The contours generated by the automated segmentation stages often contain more detail than is necessary for quantitative analysis. This is manifested by an excessive number of vertices defining the perimeter of the region, resulting in a significant increase in the storage size of the arrays defining the regions and a less appealing visual appearance. Thus, the region boundaries are smoothed using the Douglas-Peucker algorithm [35] as implemented in OpenCV [36] to reduce the number of vertices, reducing storage volumes and increasing visual appeal while having an insignificant effect on the generated feature metrics passed on to the classification routine.
Region classification
The pixel data in the post-processed regions is extracted and utilized to calculate the feature metrics described previously. The feature matrix is then scaled and passed to a classical machine learning pipeline for classification. After evaluating multiple classification strategies, including several deep learning neural networks, as well as more traditional machine learning techniques such as SVM, the most performant classifier was XG-Boost (XGB) [37].

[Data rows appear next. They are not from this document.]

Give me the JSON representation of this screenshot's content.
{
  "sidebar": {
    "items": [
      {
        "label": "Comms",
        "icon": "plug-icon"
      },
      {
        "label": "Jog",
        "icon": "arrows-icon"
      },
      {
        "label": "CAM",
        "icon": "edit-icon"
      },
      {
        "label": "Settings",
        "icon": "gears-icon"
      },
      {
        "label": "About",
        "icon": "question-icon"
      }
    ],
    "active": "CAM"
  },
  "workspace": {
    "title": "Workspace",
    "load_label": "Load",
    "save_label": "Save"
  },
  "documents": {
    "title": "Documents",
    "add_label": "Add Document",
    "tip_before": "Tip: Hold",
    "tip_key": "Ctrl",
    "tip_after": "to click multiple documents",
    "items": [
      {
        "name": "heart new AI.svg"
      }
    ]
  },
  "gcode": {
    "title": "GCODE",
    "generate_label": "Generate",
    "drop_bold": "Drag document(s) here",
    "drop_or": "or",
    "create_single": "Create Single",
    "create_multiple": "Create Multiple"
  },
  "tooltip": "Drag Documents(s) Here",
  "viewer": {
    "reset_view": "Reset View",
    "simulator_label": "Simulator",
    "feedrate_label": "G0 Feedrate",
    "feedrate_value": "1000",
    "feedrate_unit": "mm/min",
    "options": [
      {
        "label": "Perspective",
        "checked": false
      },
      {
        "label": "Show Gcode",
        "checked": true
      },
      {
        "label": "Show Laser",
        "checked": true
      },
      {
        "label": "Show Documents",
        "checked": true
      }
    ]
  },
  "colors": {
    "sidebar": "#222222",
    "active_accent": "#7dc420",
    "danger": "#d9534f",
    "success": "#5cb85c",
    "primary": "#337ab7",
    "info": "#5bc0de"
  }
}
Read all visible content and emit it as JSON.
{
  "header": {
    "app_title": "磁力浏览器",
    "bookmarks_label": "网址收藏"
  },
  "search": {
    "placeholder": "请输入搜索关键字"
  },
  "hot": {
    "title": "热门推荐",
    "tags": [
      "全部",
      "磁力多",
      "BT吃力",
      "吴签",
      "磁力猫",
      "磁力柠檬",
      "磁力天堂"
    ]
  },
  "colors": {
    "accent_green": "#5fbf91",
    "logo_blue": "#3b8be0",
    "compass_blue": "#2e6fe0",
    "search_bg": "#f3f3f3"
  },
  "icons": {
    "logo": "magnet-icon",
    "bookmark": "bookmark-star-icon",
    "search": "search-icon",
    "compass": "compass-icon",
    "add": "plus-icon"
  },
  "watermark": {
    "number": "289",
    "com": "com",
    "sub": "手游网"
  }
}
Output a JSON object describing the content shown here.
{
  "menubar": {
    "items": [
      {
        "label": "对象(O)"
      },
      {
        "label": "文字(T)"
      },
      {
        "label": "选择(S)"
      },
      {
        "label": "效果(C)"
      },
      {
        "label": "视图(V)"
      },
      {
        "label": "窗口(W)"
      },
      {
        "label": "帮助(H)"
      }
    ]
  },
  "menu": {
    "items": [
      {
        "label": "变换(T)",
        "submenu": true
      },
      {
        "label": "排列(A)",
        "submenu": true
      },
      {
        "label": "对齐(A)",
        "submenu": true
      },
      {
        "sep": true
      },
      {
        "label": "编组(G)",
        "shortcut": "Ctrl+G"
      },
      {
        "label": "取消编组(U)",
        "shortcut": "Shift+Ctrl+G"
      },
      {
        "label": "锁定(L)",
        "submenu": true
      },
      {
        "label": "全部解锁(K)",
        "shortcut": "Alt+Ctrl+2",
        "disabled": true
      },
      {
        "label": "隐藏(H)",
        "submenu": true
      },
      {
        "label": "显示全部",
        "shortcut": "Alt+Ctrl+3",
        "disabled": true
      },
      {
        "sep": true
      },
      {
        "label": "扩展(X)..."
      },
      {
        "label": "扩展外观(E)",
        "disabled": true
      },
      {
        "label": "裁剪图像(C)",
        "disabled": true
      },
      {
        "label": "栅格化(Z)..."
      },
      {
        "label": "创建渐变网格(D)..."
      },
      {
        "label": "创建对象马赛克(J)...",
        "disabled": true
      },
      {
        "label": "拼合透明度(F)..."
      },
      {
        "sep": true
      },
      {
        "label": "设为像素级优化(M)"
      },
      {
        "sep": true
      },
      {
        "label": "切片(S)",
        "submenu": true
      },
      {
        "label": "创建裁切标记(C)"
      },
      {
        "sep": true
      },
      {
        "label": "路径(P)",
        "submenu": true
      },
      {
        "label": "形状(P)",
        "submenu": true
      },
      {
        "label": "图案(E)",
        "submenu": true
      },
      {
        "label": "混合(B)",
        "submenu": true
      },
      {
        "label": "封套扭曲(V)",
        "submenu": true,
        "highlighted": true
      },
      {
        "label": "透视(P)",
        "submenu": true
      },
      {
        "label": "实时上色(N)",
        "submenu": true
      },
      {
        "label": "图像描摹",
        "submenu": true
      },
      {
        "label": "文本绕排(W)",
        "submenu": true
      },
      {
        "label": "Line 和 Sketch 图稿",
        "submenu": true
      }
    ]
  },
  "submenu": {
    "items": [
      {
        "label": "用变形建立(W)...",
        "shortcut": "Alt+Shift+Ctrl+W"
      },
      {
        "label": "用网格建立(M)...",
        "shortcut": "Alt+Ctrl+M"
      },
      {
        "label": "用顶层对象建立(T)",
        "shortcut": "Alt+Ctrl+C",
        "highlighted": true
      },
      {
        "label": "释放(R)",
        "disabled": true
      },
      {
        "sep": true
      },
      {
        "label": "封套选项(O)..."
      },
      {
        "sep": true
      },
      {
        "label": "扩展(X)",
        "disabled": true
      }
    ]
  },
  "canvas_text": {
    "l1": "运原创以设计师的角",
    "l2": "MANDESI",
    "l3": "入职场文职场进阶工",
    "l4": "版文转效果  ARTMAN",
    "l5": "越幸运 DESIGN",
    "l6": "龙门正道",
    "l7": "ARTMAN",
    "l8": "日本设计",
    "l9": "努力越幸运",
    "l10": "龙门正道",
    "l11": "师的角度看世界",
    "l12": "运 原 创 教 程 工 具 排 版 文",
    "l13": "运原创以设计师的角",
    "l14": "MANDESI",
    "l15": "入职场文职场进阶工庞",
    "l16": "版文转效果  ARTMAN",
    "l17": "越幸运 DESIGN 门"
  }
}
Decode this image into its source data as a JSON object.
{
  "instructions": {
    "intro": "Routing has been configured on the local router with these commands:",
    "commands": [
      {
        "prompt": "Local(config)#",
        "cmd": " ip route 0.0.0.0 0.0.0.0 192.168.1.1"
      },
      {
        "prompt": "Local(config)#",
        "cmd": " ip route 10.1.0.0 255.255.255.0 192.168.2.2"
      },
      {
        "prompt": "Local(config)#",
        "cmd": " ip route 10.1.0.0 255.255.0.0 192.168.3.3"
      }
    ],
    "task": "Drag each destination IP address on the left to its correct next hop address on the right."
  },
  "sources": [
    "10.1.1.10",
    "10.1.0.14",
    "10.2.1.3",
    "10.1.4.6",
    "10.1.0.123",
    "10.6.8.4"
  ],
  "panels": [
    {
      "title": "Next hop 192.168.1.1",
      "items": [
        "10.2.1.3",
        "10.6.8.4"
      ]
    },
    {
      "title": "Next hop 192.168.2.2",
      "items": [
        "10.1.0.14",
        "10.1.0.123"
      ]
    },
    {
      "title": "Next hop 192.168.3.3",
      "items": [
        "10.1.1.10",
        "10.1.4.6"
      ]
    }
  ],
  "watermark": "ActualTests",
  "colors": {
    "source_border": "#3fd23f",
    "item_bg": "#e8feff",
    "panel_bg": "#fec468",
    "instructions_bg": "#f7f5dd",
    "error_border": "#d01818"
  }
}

The classification pipeline returns the predicted label along with the probabilities for each structure class. The probabilities can then be used to optionally accept or reject regions, for example, by choosing the class with maximum posterior probability. As noted above, if any of the images in the training data were comprehensively segmented, the prediction results will also include the probability of belonging to the image 'background'. Since all classified regions will likely have a category where the probability is highest (probability ties are rare), the inclusion of a background class reduces the occurrence of false positives due to partial segmentation or gross over-segmentation of structures, as well as ROIs that were generated in regions where no structure exists. Regions classified as “background” are then easily filtered from the final results.
Cell segmentation
Once regions are classified, an optional final step in the pipeline is to sub-segment the structure into its component cells. Here, the ontology also plays a role in determining how to segment the structure into cells. The ontology provides the list of tissues and cell types found within a structure as well as whether the probes present in the structure are on the periphery or in the interior of the structure. Together with the intracellular DAPI staining and the fact that black represents non-cellular areas, the non-peripheral probe colors are used to segment areas most likely to contain cells. We developed a recursive binary segmentation procedure to identify nested structures within a region, where each region is recursively partitioned into two sections using spectral clustering, stopping at a configurable minimum size (Fig. 6b). The cell contours are then returned from this recursive binary spectral clustering for display or further analysis. The ontology can provide the anatomical context to tightly constrain the substructures, such as cell types, that can be found within a structure such as the distal acinar tubule. If desired, a rule-based mechanism can then use the ontology to label substructures based on the anatomical constraints and distribution of the dominant probes (Additional file 1: Figure 2).